MAJOR plans for up to 300 new houses near Portskewett have been lodged with the local authority.

The proposals include a new care home and a public open space on land south of Crick Road.

An outline application was submitted last month on behalf of Monmouthshire County Council and Melin Homes.

The council had been in negotiations to sell the greenfield site to the housing association since June 2016, with a deal finally struck last November.

Both parties have agreed to the building of 285 houses, with 71 being allocated as social housing.

The proposed 48-bed care home would replace the Severn View Residential Home in Chepstow, which was built in 1979.

Early plans shared with councillors suggest that the facility would provide 24-hour care for people with dementia.

The 11 hectares of fields have been the subject of council interest since it adopted a local development plan (LDP) in 2014.

Crick Road was one of seven strategic housing sites identified by the council to help reach their aim of building 488 homes a year.

But only 667 homes have been completed in four years, with the strategic sites either incomplete or stuck in planning limbo.
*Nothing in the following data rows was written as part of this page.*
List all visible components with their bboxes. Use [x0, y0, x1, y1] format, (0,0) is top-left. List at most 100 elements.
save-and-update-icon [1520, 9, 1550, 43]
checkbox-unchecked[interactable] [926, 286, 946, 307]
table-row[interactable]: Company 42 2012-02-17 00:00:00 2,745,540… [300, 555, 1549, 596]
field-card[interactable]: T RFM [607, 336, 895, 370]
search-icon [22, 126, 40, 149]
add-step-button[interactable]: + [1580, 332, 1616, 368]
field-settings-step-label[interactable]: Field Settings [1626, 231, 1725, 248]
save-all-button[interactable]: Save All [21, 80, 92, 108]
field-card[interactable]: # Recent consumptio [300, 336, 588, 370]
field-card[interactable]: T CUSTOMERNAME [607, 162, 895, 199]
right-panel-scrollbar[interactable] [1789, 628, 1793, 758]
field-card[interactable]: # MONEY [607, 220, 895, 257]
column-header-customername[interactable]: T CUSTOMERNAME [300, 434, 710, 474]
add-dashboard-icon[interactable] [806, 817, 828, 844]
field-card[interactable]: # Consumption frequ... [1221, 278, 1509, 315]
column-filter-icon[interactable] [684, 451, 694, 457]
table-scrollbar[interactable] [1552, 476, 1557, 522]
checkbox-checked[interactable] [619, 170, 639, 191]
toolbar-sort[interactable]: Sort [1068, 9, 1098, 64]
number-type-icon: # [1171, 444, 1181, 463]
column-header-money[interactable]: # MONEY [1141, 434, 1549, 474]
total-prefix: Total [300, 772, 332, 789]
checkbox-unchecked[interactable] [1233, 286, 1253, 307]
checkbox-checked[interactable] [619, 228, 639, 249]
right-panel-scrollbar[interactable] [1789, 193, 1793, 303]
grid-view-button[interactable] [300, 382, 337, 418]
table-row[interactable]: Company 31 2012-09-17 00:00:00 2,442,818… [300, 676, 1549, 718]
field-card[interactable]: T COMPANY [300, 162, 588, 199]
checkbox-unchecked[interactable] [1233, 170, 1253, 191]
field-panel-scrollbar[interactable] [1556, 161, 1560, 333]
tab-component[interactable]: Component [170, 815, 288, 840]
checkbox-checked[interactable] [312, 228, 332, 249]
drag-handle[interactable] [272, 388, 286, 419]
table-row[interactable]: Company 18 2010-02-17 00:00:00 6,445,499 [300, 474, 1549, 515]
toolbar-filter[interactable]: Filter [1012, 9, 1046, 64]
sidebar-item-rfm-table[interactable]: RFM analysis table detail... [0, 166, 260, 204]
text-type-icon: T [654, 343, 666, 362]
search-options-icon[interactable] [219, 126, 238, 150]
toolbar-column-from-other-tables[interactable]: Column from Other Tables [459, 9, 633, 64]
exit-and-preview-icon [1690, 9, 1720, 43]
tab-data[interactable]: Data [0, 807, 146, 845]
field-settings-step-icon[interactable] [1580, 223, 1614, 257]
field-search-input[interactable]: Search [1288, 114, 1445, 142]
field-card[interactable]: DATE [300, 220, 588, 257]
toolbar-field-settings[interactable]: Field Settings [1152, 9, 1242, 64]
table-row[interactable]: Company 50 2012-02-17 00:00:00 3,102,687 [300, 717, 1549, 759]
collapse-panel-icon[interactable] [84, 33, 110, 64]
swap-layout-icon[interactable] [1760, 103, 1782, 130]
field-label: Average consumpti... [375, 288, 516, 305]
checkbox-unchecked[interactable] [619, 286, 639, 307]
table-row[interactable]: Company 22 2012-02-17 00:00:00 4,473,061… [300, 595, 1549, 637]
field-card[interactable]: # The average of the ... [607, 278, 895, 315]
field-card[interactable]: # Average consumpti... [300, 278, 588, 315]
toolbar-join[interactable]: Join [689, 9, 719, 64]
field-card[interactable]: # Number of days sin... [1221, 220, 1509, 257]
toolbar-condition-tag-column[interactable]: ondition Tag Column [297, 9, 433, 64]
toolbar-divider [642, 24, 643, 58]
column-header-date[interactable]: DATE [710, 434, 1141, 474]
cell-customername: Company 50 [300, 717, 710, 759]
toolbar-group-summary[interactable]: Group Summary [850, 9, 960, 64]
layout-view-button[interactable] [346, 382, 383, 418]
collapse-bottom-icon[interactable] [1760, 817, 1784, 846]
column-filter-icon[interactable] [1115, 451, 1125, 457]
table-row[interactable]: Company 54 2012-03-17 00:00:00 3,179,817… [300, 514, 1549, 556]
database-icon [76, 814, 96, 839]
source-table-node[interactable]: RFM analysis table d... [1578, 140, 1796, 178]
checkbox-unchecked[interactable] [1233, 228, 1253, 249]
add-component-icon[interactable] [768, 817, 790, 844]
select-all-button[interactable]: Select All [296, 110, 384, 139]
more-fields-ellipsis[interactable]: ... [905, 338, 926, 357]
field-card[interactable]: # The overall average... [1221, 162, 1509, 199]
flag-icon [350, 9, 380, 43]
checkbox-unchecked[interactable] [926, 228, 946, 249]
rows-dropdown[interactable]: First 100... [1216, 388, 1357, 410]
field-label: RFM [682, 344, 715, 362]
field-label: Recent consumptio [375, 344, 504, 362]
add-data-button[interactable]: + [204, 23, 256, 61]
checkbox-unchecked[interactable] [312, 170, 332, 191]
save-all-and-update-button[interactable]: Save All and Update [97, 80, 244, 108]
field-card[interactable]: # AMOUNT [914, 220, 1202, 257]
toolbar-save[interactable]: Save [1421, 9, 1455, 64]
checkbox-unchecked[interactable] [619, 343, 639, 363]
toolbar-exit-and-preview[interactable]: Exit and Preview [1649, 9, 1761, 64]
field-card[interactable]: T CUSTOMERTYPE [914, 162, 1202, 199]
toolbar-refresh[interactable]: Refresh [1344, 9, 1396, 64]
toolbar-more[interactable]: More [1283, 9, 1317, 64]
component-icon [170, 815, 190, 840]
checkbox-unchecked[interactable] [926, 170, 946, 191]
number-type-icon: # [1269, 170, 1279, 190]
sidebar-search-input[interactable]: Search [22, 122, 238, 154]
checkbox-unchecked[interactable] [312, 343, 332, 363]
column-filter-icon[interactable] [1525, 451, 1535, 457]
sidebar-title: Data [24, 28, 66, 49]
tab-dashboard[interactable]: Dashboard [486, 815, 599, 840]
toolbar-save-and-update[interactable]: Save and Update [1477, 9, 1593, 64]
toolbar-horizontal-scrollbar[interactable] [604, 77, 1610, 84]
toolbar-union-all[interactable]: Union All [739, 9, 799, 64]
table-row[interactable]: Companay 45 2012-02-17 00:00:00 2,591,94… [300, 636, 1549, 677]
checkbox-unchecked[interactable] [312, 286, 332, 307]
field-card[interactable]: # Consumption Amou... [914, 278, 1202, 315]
A planning report says the proposed estate would be an “acceptable and sustainable form of residential development”.

Planners also say the development would have no adverse impact on highway safety or the character and appearance of the area.

But concerns have been raised about the existing infrastructure in the area, with reference to another nearby development – the 212 houses on the site of the former Sudbrook Paper Mill.

Lucy Owen, a Portskewett resident, wrote in an objection: “I believe a development of this type will ruin Portskewett as a village.

“[Grayhill Surgery in Caldicot] is unable to cope with the amount of appointments. This will only be made worse once the housing in Sudbrook is complete and this development will only add to the burden.

“There will also be pressure on infrastructure, causing congestion, pollution, and road safety issues in this area.”

Fellow Portskewett resident Amy Lee said: “The burden for Monmouthshire [Council’s] quota for house building appears to have fallen to the towns and villages in south Monmouthshire on the M4 corridor.

“Portskewett is a village. Too much urbanisation will fundamentally change the community, aspect and functionality of this small village.”

The application is likely to go before the council’s planning committee in the coming months.